Sure it can: just poll for preemption every N usecs. You can even statically analyze the assembly code to calculate the maximum number of clock cycles between two points where you poll for preemption (in the event that your microcontroller has caches, you will want to use writethrough caching to help with this analysis).

> Your example involves poorly designed code, which is not the responsibility of the scheduler. Its job is just to make sure that threads run when they "ought to" - it cannot protect against priority inversions in user space and ensure that RT guarantees are met (pick 1, and even then, you lose).

This was the whole point of that example. A realtime scheduler only guarantees that a thread gets the CPU time it is promised. CPI time is one of (potentially many) contended resources in a multitasking system. It is so helpful because all tasks will be contending for CPU time and there are few other resources for which this is true (memory bandwidth, particularly on SMP systems immediately comes to mind).

To be clear: I like realtime schedulers. The are great and simplify many things; the analyses of tasks that only contend for CPU are greatly simplified by them.

> A kernel (because that's where interrupt handlers are located)..

Thought I would pull this one phrase out to demonstrate how we are clearly talking about different systems. For many embedded control systems, I would not say "the interrupt handlers are located in the kernel." On processors that have the distinction, interrupt handlers typically run in Supervisor mode (What the x86 calls "Ring 0"), but it's entirely possible that 100% of the code will run in Supervisor mode. When the kernel provides preemptive scheduling, it may handle a single interrupt (a timer); alternatively the kernel doesn't handle any interrupts, but instead provides an API call that application developer(s) must invoke for entering the scheduler.

Many things that are called an "RTOS" in the embedded world would be called a "threading library" in the desktop world.

What happens when a tasklet take too long?

I haven't poked into the source code, but usually a QoS event is fired, e.g. "deadline missed". What happens exactly in that case is very application specific.
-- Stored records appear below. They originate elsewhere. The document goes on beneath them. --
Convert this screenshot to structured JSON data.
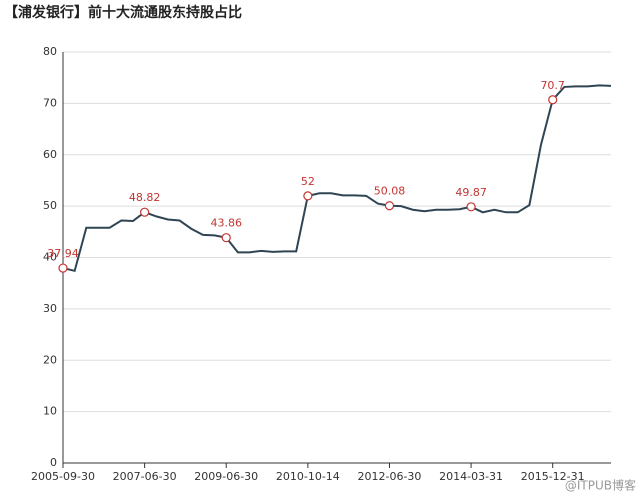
{
  "chart_data": {
    "type": "line",
    "title": "【浦发银行】前十大流通股东持股占比",
    "watermark": "@ITPUB博客",
    "categories": [
      "2005-09-30",
      null,
      null,
      null,
      null,
      null,
      null,
      "2007-06-30",
      null,
      null,
      null,
      null,
      null,
      null,
      "2009-06-30",
      null,
      null,
      null,
      null,
      null,
      null,
      "2010-10-14",
      null,
      null,
      null,
      null,
      null,
      null,
      "2012-06-30",
      null,
      null,
      null,
      null,
      null,
      null,
      "2014-03-31",
      null,
      null,
      null,
      null,
      null,
      null,
      "2015-12-31",
      null,
      null,
      null,
      null,
      null
    ],
    "series": [
      {
        "color": "#2f4554",
        "marker_color": "#c23531",
        "values": [
          37.94,
          37.4,
          45.8,
          45.8,
          45.8,
          47.2,
          47.1,
          48.82,
          48.0,
          47.4,
          47.2,
          45.6,
          44.4,
          44.3,
          43.86,
          41.0,
          41.0,
          41.3,
          41.1,
          41.2,
          41.2,
          52,
          52.5,
          52.5,
          52.1,
          52.1,
          52.0,
          50.5,
          50.08,
          50.0,
          49.3,
          49.0,
          49.3,
          49.3,
          49.4,
          49.87,
          48.8,
          49.3,
          48.8,
          48.8,
          50.2,
          62.0,
          70.7,
          73.2,
          73.3,
          73.3,
          73.5,
          73.4
        ],
        "marked": [
          0,
          7,
          14,
          21,
          28,
          35,
          42
        ]
      }
    ],
    "ylim": [
      0,
      80
    ],
    "yticks": [
      0,
      10,
      20,
      30,
      40,
      50,
      60,
      70,
      80
    ],
    "grid": true
  }
}
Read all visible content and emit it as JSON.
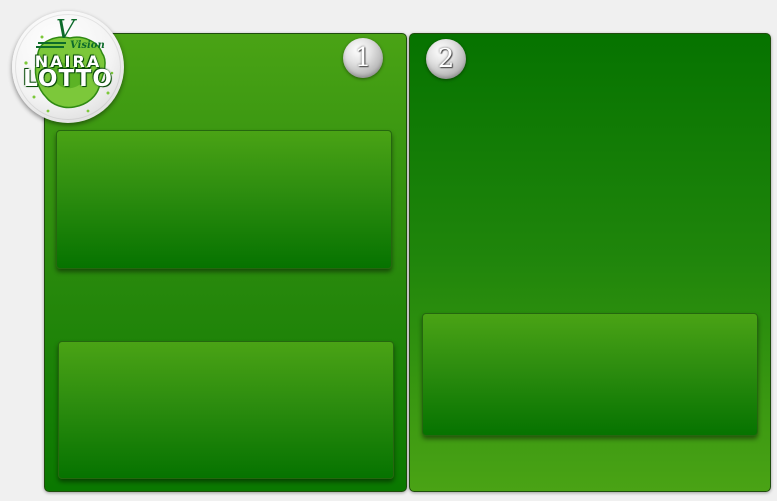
{
  "logo": {
    "brand_script": "Vision",
    "line1": "NAIRA",
    "line2": "LOTTO",
    "icon": "naira-lotto-logo"
  },
  "panels": [
    {
      "badge": "1",
      "cards": 2
    },
    {
      "badge": "2",
      "cards": 1
    }
  ],
  "colors": {
    "background": "#f0f0f0",
    "green_light": "#4aa315",
    "green_dark": "#067300",
    "badge_silver": "#c8c8c8"
  }
}
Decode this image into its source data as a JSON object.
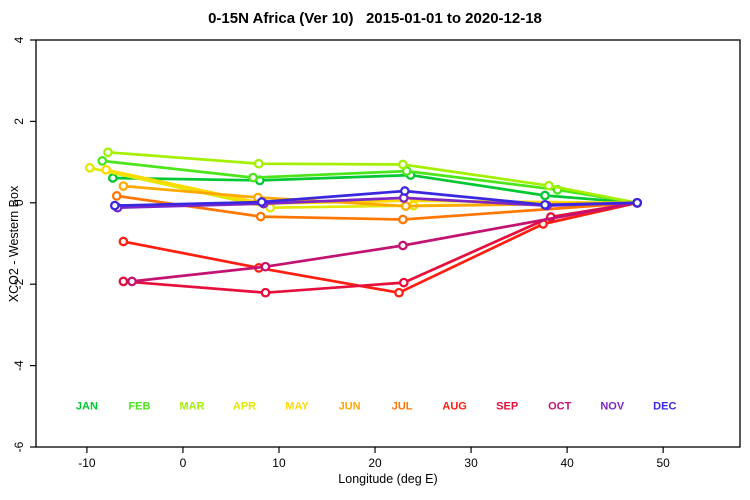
{
  "header": {
    "title": "0-15N Africa (Ver 10)   2015-01-01 to 2020-12-18"
  },
  "chart_data": {
    "type": "line",
    "title": "0-15N Africa (Ver 10)   2015-01-01 to 2020-12-18",
    "xlabel": "Longitude (deg E)",
    "ylabel": "XCO2 - Western Box",
    "x_ticks": [
      -10,
      0,
      10,
      20,
      30,
      40,
      50
    ],
    "y_ticks": [
      -6,
      -4,
      -2,
      0,
      2,
      4
    ],
    "xlim": [
      -15.3,
      58.0
    ],
    "ylim": [
      -6.0,
      4.0
    ],
    "grid": false,
    "marker_style": "open-circle",
    "legend": {
      "position": "bottom-inside",
      "y_value": -5.08,
      "start_x": -10.0,
      "step_x": 5.47
    },
    "series": [
      {
        "name": "JAN",
        "color": "#00C832",
        "points": [
          [
            -7.3,
            0.61
          ],
          [
            8.0,
            0.55
          ],
          [
            23.7,
            0.68
          ],
          [
            37.7,
            0.18
          ],
          [
            47.3,
            0.0
          ]
        ]
      },
      {
        "name": "FEB",
        "color": "#4BE619",
        "points": [
          [
            -8.4,
            1.03
          ],
          [
            7.3,
            0.62
          ],
          [
            23.3,
            0.78
          ],
          [
            39.0,
            0.32
          ],
          [
            47.3,
            0.0
          ]
        ]
      },
      {
        "name": "MAR",
        "color": "#A3F000",
        "points": [
          [
            -7.8,
            1.24
          ],
          [
            7.9,
            0.96
          ],
          [
            22.9,
            0.94
          ],
          [
            38.1,
            0.42
          ],
          [
            47.3,
            0.0
          ]
        ]
      },
      {
        "name": "APR",
        "color": "#E3E800",
        "points": [
          [
            -9.7,
            0.86
          ],
          [
            9.1,
            -0.12
          ],
          [
            24.0,
            -0.07
          ],
          [
            47.3,
            0.0
          ]
        ]
      },
      {
        "name": "MAY",
        "color": "#FFD900",
        "points": [
          [
            -8.0,
            0.81
          ],
          [
            8.4,
            -0.02
          ],
          [
            23.4,
            0.05
          ],
          [
            47.3,
            0.0
          ]
        ]
      },
      {
        "name": "JUN",
        "color": "#FFA800",
        "points": [
          [
            -6.2,
            0.41
          ],
          [
            7.8,
            0.13
          ],
          [
            23.2,
            -0.08
          ],
          [
            47.3,
            0.0
          ]
        ]
      },
      {
        "name": "JUL",
        "color": "#FF7600",
        "points": [
          [
            -6.9,
            0.17
          ],
          [
            8.1,
            -0.34
          ],
          [
            22.9,
            -0.41
          ],
          [
            47.3,
            0.0
          ]
        ]
      },
      {
        "name": "AUG",
        "color": "#FF1E0F",
        "points": [
          [
            -6.2,
            -0.95
          ],
          [
            7.9,
            -1.6
          ],
          [
            22.5,
            -2.21
          ],
          [
            37.5,
            -0.52
          ],
          [
            47.3,
            0.0
          ]
        ]
      },
      {
        "name": "SEP",
        "color": "#E60F3C",
        "points": [
          [
            -6.2,
            -1.93
          ],
          [
            8.6,
            -2.21
          ],
          [
            23.0,
            -1.96
          ],
          [
            38.3,
            -0.35
          ],
          [
            47.3,
            0.0
          ]
        ]
      },
      {
        "name": "OCT",
        "color": "#C41272",
        "points": [
          [
            -5.3,
            -1.93
          ],
          [
            8.6,
            -1.57
          ],
          [
            22.9,
            -1.05
          ],
          [
            47.3,
            0.0
          ]
        ]
      },
      {
        "name": "NOV",
        "color": "#7C26C8",
        "points": [
          [
            -6.8,
            -0.12
          ],
          [
            8.4,
            -0.02
          ],
          [
            23.0,
            0.12
          ],
          [
            37.9,
            -0.07
          ],
          [
            47.3,
            0.0
          ]
        ]
      },
      {
        "name": "DEC",
        "color": "#3A28E0",
        "points": [
          [
            -7.1,
            -0.07
          ],
          [
            8.2,
            0.02
          ],
          [
            23.1,
            0.29
          ],
          [
            37.7,
            -0.05
          ],
          [
            47.3,
            0.0
          ]
        ]
      }
    ]
  }
}
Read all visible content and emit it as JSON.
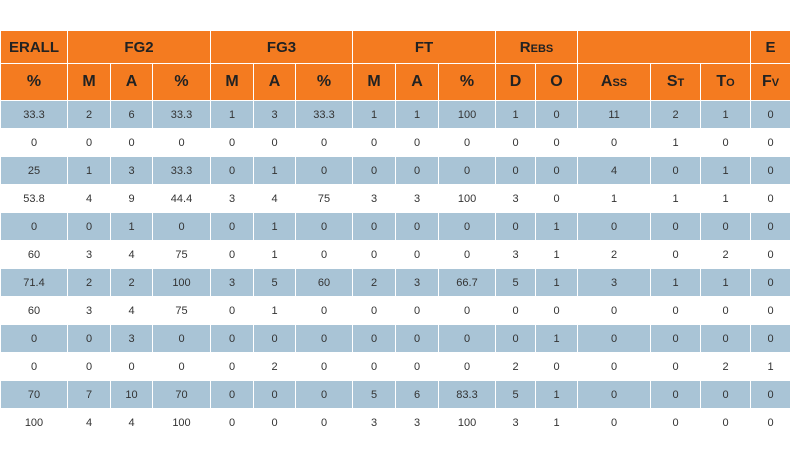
{
  "table": {
    "group_headers": [
      "ERALL",
      "FG2",
      "FG3",
      "FT",
      "Rebs",
      null,
      "E"
    ],
    "headers": [
      "%",
      "M",
      "A",
      "%",
      "M",
      "A",
      "%",
      "M",
      "A",
      "%",
      "D",
      "O",
      "Ass",
      "St",
      "To",
      "Fv"
    ],
    "rows": [
      [
        33.3,
        2,
        6,
        33.3,
        1,
        3,
        33.3,
        1,
        1,
        100,
        1,
        0,
        11,
        2,
        1,
        0
      ],
      [
        0,
        0,
        0,
        0,
        0,
        0,
        0,
        0,
        0,
        0,
        0,
        0,
        0,
        1,
        0,
        0
      ],
      [
        25,
        1,
        3,
        33.3,
        0,
        1,
        0,
        0,
        0,
        0,
        0,
        0,
        4,
        0,
        1,
        0
      ],
      [
        53.8,
        4,
        9,
        44.4,
        3,
        4,
        75,
        3,
        3,
        100,
        3,
        0,
        1,
        1,
        1,
        0
      ],
      [
        0,
        0,
        1,
        0,
        0,
        1,
        0,
        0,
        0,
        0,
        0,
        1,
        0,
        0,
        0,
        0
      ],
      [
        60,
        3,
        4,
        75,
        0,
        1,
        0,
        0,
        0,
        0,
        3,
        1,
        2,
        0,
        2,
        0
      ],
      [
        71.4,
        2,
        2,
        100,
        3,
        5,
        60,
        2,
        3,
        66.7,
        5,
        1,
        3,
        1,
        1,
        0
      ],
      [
        60,
        3,
        4,
        75,
        0,
        1,
        0,
        0,
        0,
        0,
        0,
        0,
        0,
        0,
        0,
        0
      ],
      [
        0,
        0,
        3,
        0,
        0,
        0,
        0,
        0,
        0,
        0,
        0,
        1,
        0,
        0,
        0,
        0
      ],
      [
        0,
        0,
        0,
        0,
        0,
        2,
        0,
        0,
        0,
        0,
        2,
        0,
        0,
        0,
        2,
        1
      ],
      [
        70,
        7,
        10,
        70,
        0,
        0,
        0,
        5,
        6,
        83.3,
        5,
        1,
        0,
        0,
        0,
        0
      ],
      [
        100,
        4,
        4,
        100,
        0,
        0,
        0,
        3,
        3,
        100,
        3,
        1,
        0,
        0,
        0,
        0
      ]
    ]
  }
}
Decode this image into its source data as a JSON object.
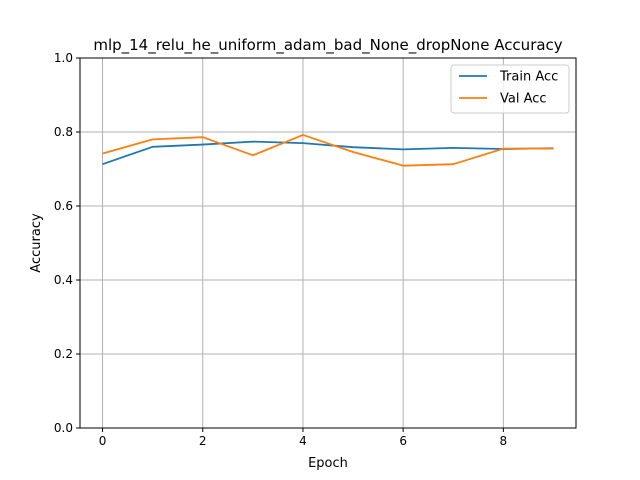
{
  "chart_data": {
    "type": "line",
    "title": "mlp_14_relu_he_uniform_adam_bad_None_dropNone Accuracy",
    "xlabel": "Epoch",
    "ylabel": "Accuracy",
    "x": [
      0,
      1,
      2,
      3,
      4,
      5,
      6,
      7,
      8,
      9
    ],
    "xlim": [
      -0.45,
      9.45
    ],
    "ylim": [
      0,
      1
    ],
    "xticks": [
      "0",
      "2",
      "4",
      "6",
      "8"
    ],
    "yticks": [
      "0.0",
      "0.2",
      "0.4",
      "0.6",
      "0.8",
      "1.0"
    ],
    "grid": true,
    "legend_position": "top-right",
    "series": [
      {
        "name": "Train Acc",
        "color": "#1f77b4",
        "values": [
          0.713,
          0.76,
          0.766,
          0.774,
          0.77,
          0.759,
          0.753,
          0.757,
          0.754,
          0.756
        ]
      },
      {
        "name": "Val Acc",
        "color": "#ff7f0e",
        "values": [
          0.742,
          0.78,
          0.786,
          0.737,
          0.792,
          0.746,
          0.709,
          0.713,
          0.755,
          0.755
        ]
      }
    ]
  }
}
> What happens when a tasklet take too long?

The same thing that happens when 1+1 == 3, or when a task tries to write to memory that it doesn't have permissions for. The static analysis that your system relies on for correct behavior is no longer valid, so a hardware belt-and-suspender mechanism (a schedule overrun timer interrupt, a lockstep core check failure, or an MPU fault, respectively) resets or otherwise safe-states the failed ECU and safety is assured higher up in the system analysis.

>> Executor runs tasklets, [...] that execute a processing step in a finite amount of time.

> lack of preemption seems hard to reconcile with real time guarantees?

Depends on the requirements and the bounds of the finite time allowed and the enforcement of it. For example, Erlang claims to be soft real-time; it doesn't have preemption, but any function call can result in yielding, and as a functional language there are no loops without calling functions.

And that works because it is a VM that is executing the instructions. The higher level of the VM can switch threads at will. The measure used is the number of reductions, once a set limit is used or something more urgent crops up a context switch will occur. This functionally indistinguishable from a hardware interrupt for the task that was executing but because it is all done in software you don't actually have that interrupt. It's more as though every reduction has the potential to interrupt a task just like you can expect an interrupt everywhere in a regular stream of machine code for some processor.

The nice benefit of the Erlang method is that you can graft this onto a user process without a need for special privilege or exception handling, nothing ever really has to deal with interrupts or the messy aftermath of it, it's much cleaner than an interrupt driven system.